If you know the combinations result of a string digits, what is the result of extending it one more digit?

Answer: The new result is constructed by adding each letter of the mapping of the new digit to each string of the result.

Example 1 and 3

Assume you have computed the result of digits = "2", which is ["a","b","c"].

To compute the result of digits = "23", you add each letter of the mapping '3' -> {'d', 'e', 'f'} to each string "a", "b", "c".

You get the new result ["ad","ae","af","bd","be","bf","cd","ce","cf"].

Code

#include <vector>
#include <iostream>
#include <unordered_map>
using namespace std;
void combination(string& digits, unordered_map<char, vector<char> >& m, 
                 int i, vector<string>& result) {
    if (i >= digits.length()) {
        return;
    }
    if (result.empty()) {
        result = {""};
    }
    vector<string> newResult;
    for (string& s : result) {
        for (auto c : m[digits[i]]) {
            newResult.push_back(s + c);
        }
    }
    result.swap(newResult);
    combination(digits, m, i + 1, result);
}
vector<string> letterCombinations(string digits) {
    unordered_map<char, vector<char> > m{{'2', {'a', 'b', 'c'}},
                                         {'3', {'d', 'e', 'f'}},
                                         {'4', {'g', 'h', 'i'}},
                                         {'5', {'j', 'k', 'l'}},
                                         {'6', {'m', 'n', 'o'}},
                                         {'7', {'p', 'q', 'r', 's'}},
                                         {'8', {'t', 'u', 'v'}},
                                         {'9', {'w', 'x', 'y', 'z'}}};
    vector<string> result;
    combination(digits, m, 0, result);
    return result;
}
void printResult(vector<string>& result) {
    cout << "[";
    for (string& s : result) {
        cout << s << ",";
    }
    cout << "]\n";
}
int main() {
    vector<string> result = letterCombinations("23");
    printResult(result);
    result = letterCombinations("");
    printResult(result);
    result = letterCombinations("2");
    printResult(result);
}
Output:
[ad,ae,af,bd,be,bf,cd,ce,cf,]
[]
[a,b,c,]

Complexity

  • Runtime: O(3^N), where N = digits.length. In this problem, N is very small (N <= 4).

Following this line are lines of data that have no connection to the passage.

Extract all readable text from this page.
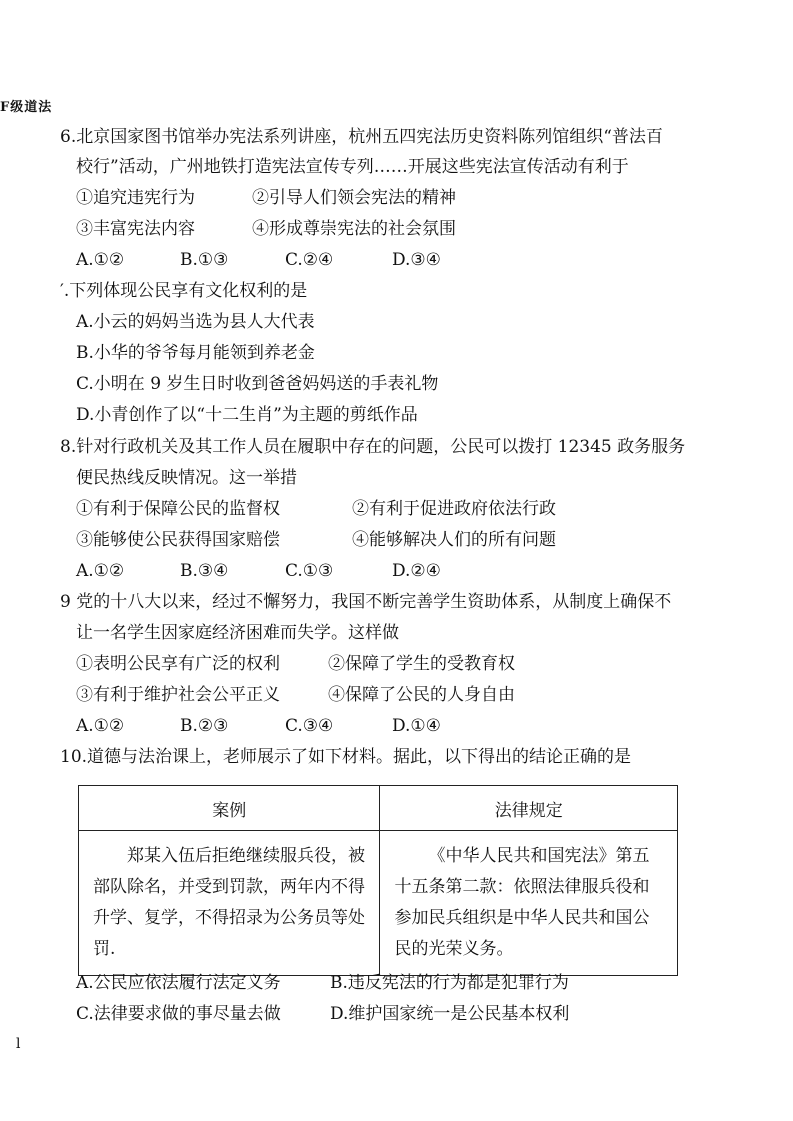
F级道法
6.北京国家图书馆举办宪法系列讲座，杭州五四宪法历史资料陈列馆组织“普法百
校行”活动，广州地铁打造宪法宣传专列……开展这些宪法宣传活动有利于
①追究违宪行为	②引导人们领会宪法的精神
③丰富宪法内容	④形成尊崇宪法的社会氛围
A.①②	B.①③	C.②④	D.③④
′.下列体现公民享有文化权利的是
A.小云的妈妈当选为县人大代表
B.小华的爷爷每月能领到养老金
C.小明在 9 岁生日时收到爸爸妈妈送的手表礼物
D.小青创作了以“十二生肖”为主题的剪纸作品
8.针对行政机关及其工作人员在履职中存在的问题，公民可以拨打 12345 政务服务
便民热线反映情况。这一举措
①有利于保障公民的监督权	②有利于促进政府依法行政
③能够使公民获得国家赔偿	④能够解决人们的所有问题
A.①②	B.③④	C.①③	D.②④
9 党的十八大以来，经过不懈努力，我国不断完善学生资助体系，从制度上确保不
让一名学生因家庭经济困难而失学。这样做
①表明公民享有广泛的权利	②保障了学生的受教育权
③有利于维护社会公平正义	④保障了公民的人身自由
A.①②	B.②③	C.③④	D.①④
10.道德与法治课上，老师展示了如下材料。据此，以下得出的结论正确的是
案例	法律规定

郑某入伍后拒绝继续服兵役，被部队除名，并受到罚款，两年内不得升学、复学，不得招录为公务员等处罚.	《中华人民共和国宪法》第五十五条第二款：依照法律服兵役和参加民兵组织是中华人民共和国公民的光荣义务。

A.公民应依法履行法定义务	B.违反宪法的行为都是犯罪行为
C.法律要求做的事尽量去做	D.维护国家统一是公民基本权利
l
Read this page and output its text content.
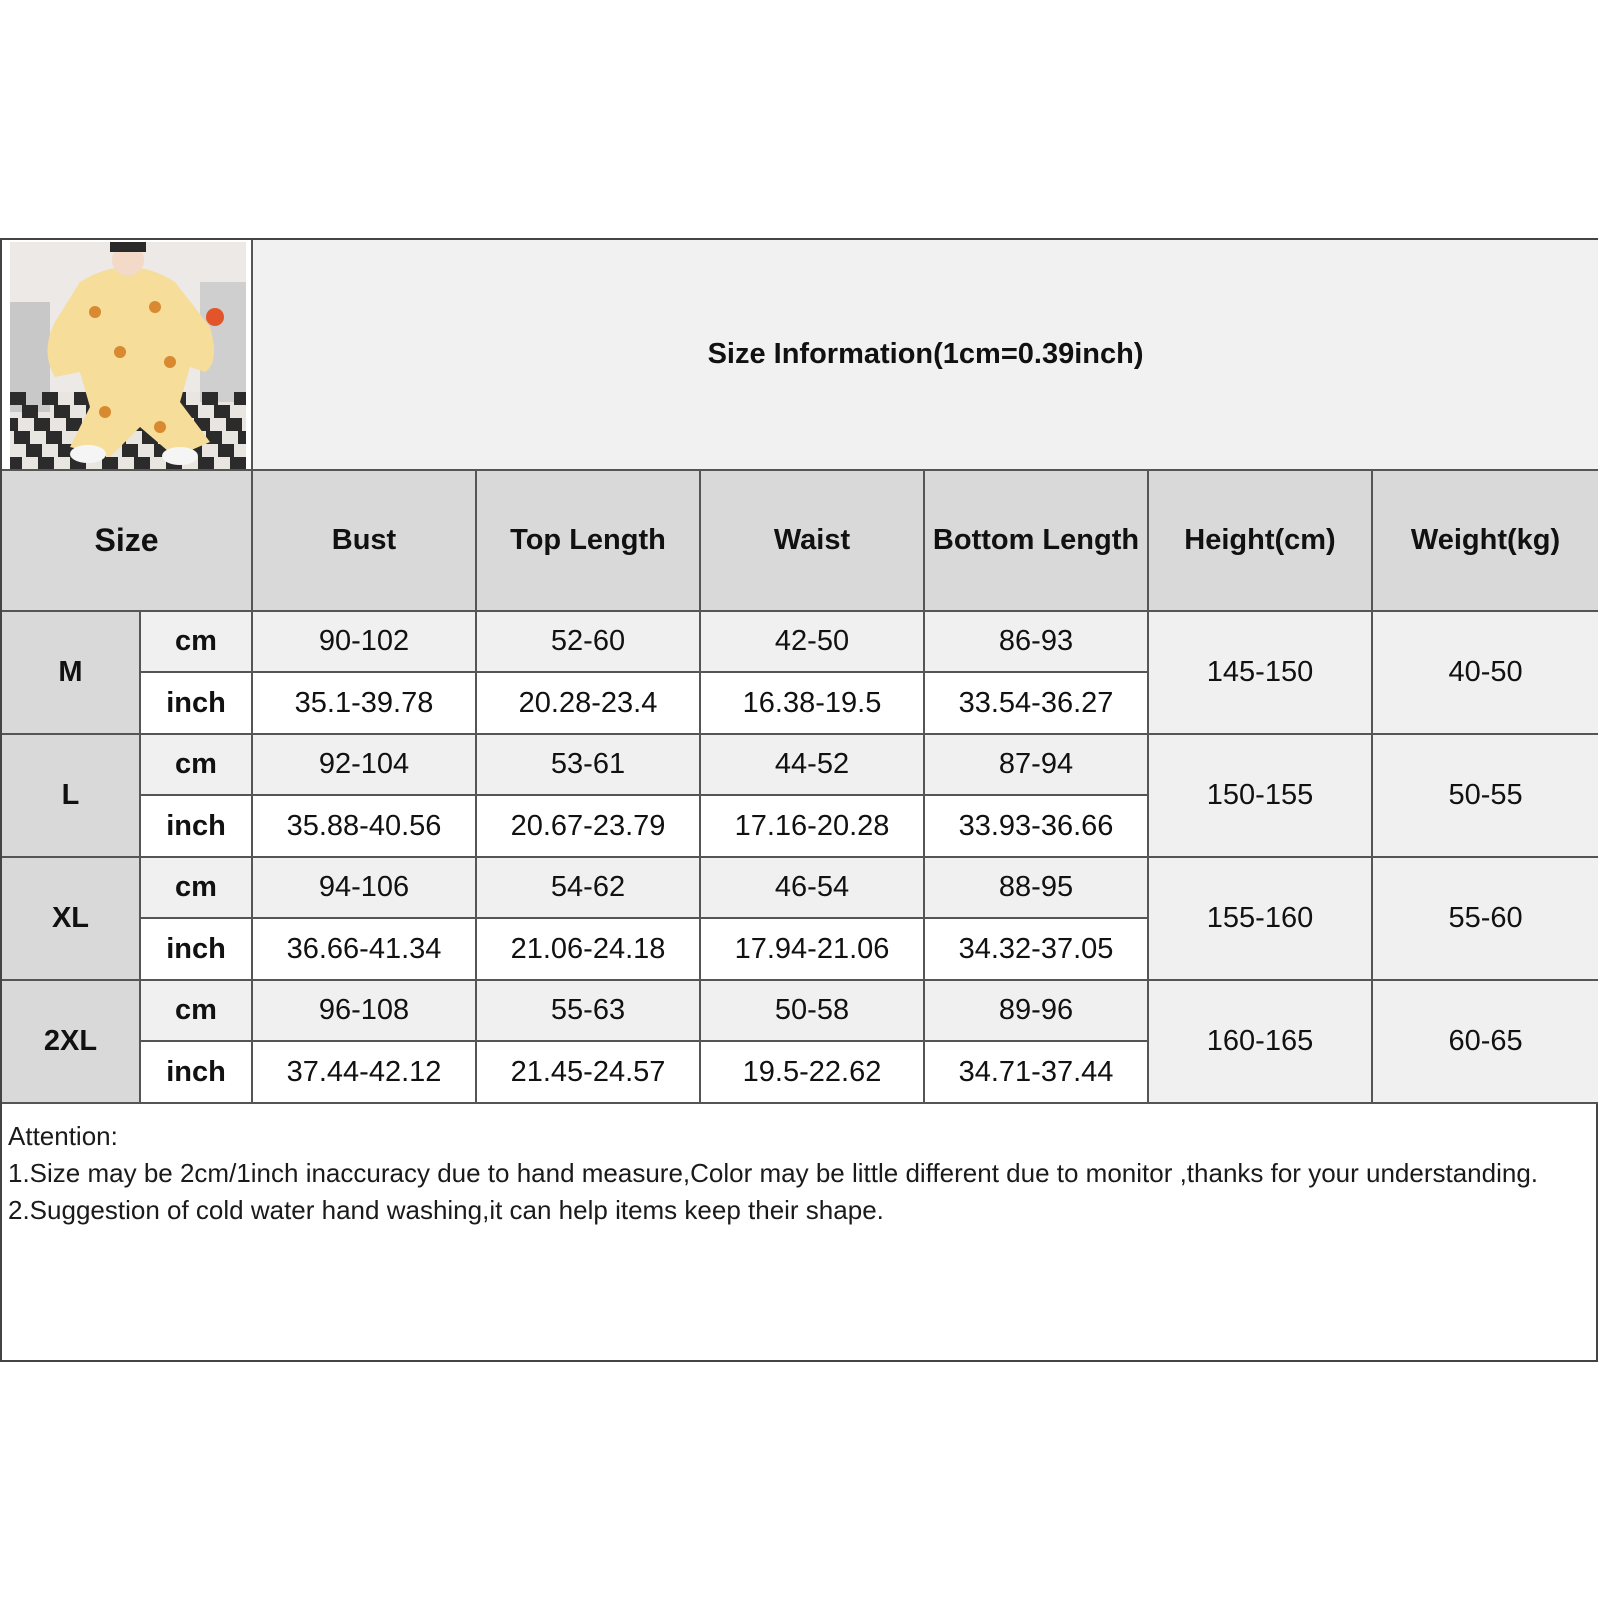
	Size Information(1cm=0.39inch)					
Size		Bust	Top Length	Waist	Bottom Length	Height(cm)	Weight(kg)
M	cm	90-102	52-60	42-50	86-93	145-150	40-50
	inch	35.1-39.78	20.28-23.4	16.38-19.5	33.54-36.27		
L	cm	92-104	53-61	44-52	87-94	150-155	50-55
	inch	35.88-40.56	20.67-23.79	17.16-20.28	33.93-36.66		
XL	cm	94-106	54-62	46-54	88-95	155-160	55-60
	inch	36.66-41.34	21.06-24.18	17.94-21.06	34.32-37.05		
2XL	cm	96-108	55-63	50-58	89-96	160-165	60-65
	inch	37.44-42.12	21.45-24.57	19.5-22.62	34.71-37.44		

Attention:

1.Size may be 2cm/1inch inaccuracy due to hand measure,Color may be little different due to monitor ,thanks for your understanding.

2.Suggestion of cold water hand washing,it can help items keep their shape.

  • Extra space: O(1) (the small map).

Implementation notes

You can use the assignment operator '=' for result.swap(newResult), i.e. result = newResult.

But this assignment allocates additional memory for a copy of newResult before assigning it to result.

The std::swap() algorithm avoids such copying by using std::move(). It exchanges the contents of each other without allocating additional memory.